Grundlage der Kostenschätzung ist die Annahme, dass seit 1990 rund 26 Millionen Tonnen asbesthaltiges Gestein aus vier Steinbrüchen abgebaut wurden. Greenpeace geht davon aus, dass etwa 20 Millionen Tonnen kurz- oder langfristig auf Asbestdeponien landen werden, während der Rest als Straßenunterbau, Fundamente oder in privaten Gärten in der Umwelt verbleibt und kaum mehr rückholbar ist. Rund 20 Prozent des Abfalls sollen in Form von asbesthaltigem Asphalt anfallen, dessen Deponierung besonders aufwendig ist und künftige Straßensanierungen über Jahrzehnte verteuern dürfte.
Mindestens drei Viertel der veranschlagten 1,6 Milliarden Euro entfallen laut Greenpeace auf die Entsorgung des Materials, der Rest auf Sanierungen. Für die Rechnung wurde ein Entsorgungspreis von lediglich 50 Euro je Tonne angesetzt – etwa die Hälfte des vor Bekanntwerden des Skandals üblichen Marktpreises. Diese Kalkulation sei nur zu halten, wenn rasch neue, sichere und kostengünstige Deponien errichtet werden, etwa in bereits geschlossenen Steinbrüchen, argumentiert Greenpeace. Andernfalls könnten sich die Gesamtkosten nach Einschätzung der Organisation auf mindestens das Doppelte erhöhen.

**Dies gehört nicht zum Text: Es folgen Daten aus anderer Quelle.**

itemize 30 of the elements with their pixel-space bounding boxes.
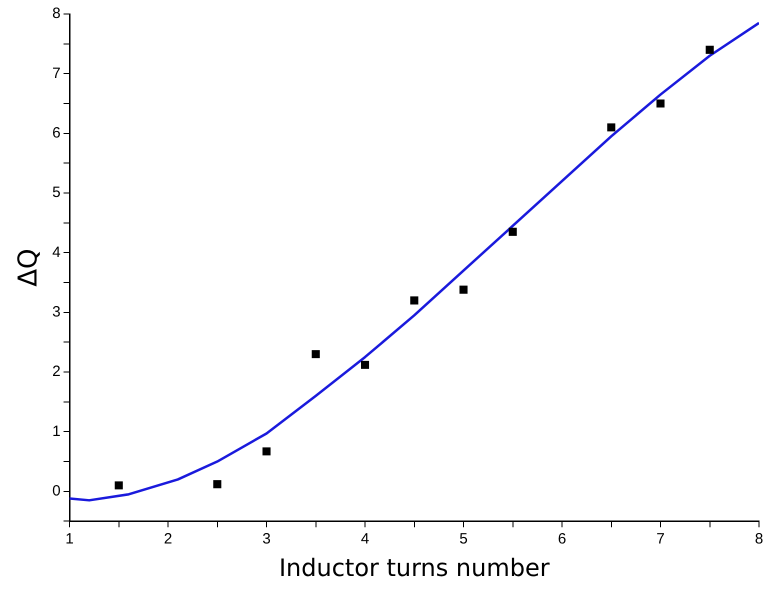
y-tick-label: 2 [52,363,61,380]
y-tick-label: 1 [52,422,61,440]
x-tick-label: 3 [262,530,271,548]
point [508,228,517,236]
x-tick-label: 8 [754,530,764,548]
y-tick-label: 5 [52,184,61,202]
x-tick-label: 6 [558,530,566,548]
x-axis-title: Inductor turns number [278,554,550,582]
point [262,447,271,456]
x-tick-label: 4 [360,530,370,548]
point [656,99,665,108]
y-tick-label: 8 [52,5,61,22]
y-tick-label: 7 [52,64,61,82]
y-tick-label: 6 [52,124,61,142]
x-tick-label: 7 [656,530,665,548]
x-tick-label: 2 [164,530,172,548]
point [213,480,222,488]
point [706,46,714,54]
y-axis-title: ΔQ [13,248,44,287]
x-tick-label: 5 [459,530,468,548]
point [312,350,320,358]
point [410,296,418,304]
point [459,286,468,294]
x-tick-label: 1 [65,530,74,548]
y-tick-label: 3 [52,303,61,320]
point [114,481,123,490]
point [360,360,370,369]
y-tick-label: 4 [52,244,61,261]
y-tick-label: 0 [52,482,61,500]
point [607,123,616,132]
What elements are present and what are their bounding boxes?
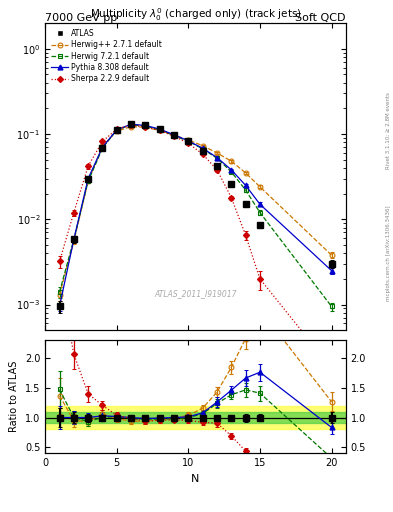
- Text: Rivet 3.1.10; ≥ 2.8M events: Rivet 3.1.10; ≥ 2.8M events: [386, 92, 391, 169]
- Text: ATLAS_2011_I919017: ATLAS_2011_I919017: [154, 289, 237, 298]
- Legend: ATLAS, Herwig++ 2.7.1 default, Herwig 7.2.1 default, Pythia 8.308 default, Sherp: ATLAS, Herwig++ 2.7.1 default, Herwig 7.…: [49, 27, 164, 86]
- X-axis label: N: N: [191, 474, 200, 483]
- Y-axis label: Ratio to ATLAS: Ratio to ATLAS: [9, 361, 19, 433]
- Text: mcplots.cern.ch [arXiv:1306.3436]: mcplots.cern.ch [arXiv:1306.3436]: [386, 206, 391, 301]
- Text: 7000 GeV pp: 7000 GeV pp: [45, 13, 118, 23]
- Title: Multiplicity $\lambda_0^0$ (charged only) (track jets): Multiplicity $\lambda_0^0$ (charged only…: [90, 6, 301, 23]
- Text: Soft QCD: Soft QCD: [296, 13, 346, 23]
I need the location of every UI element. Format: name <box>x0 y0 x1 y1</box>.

Die von Greenpeace genannten Summen übersteigen die Umsätze der betroffenen Steinbruchbetreiber deutlich und dürften auch die finanziellen Möglichkeiten des Landes Burgenland überfordern. Die Umweltorganisation drängt daher auf ein Eingreifen des Bundes und fordert, Mittel aus der Katastrophenhilfe bereitzustellen und einen Rahmen für eine kostengünstige Entsorgung zu schaffen. Zugleich verweist sie auf die Verantwortung des zuständigen Umweltministers, für ausreichend Deponiekapazitäten zu sorgen, um Kostenrisiken zu begrenzen und die logistisch aufwendige Räumung der asbestbelasteten Materialien langfristig planbar zu machen.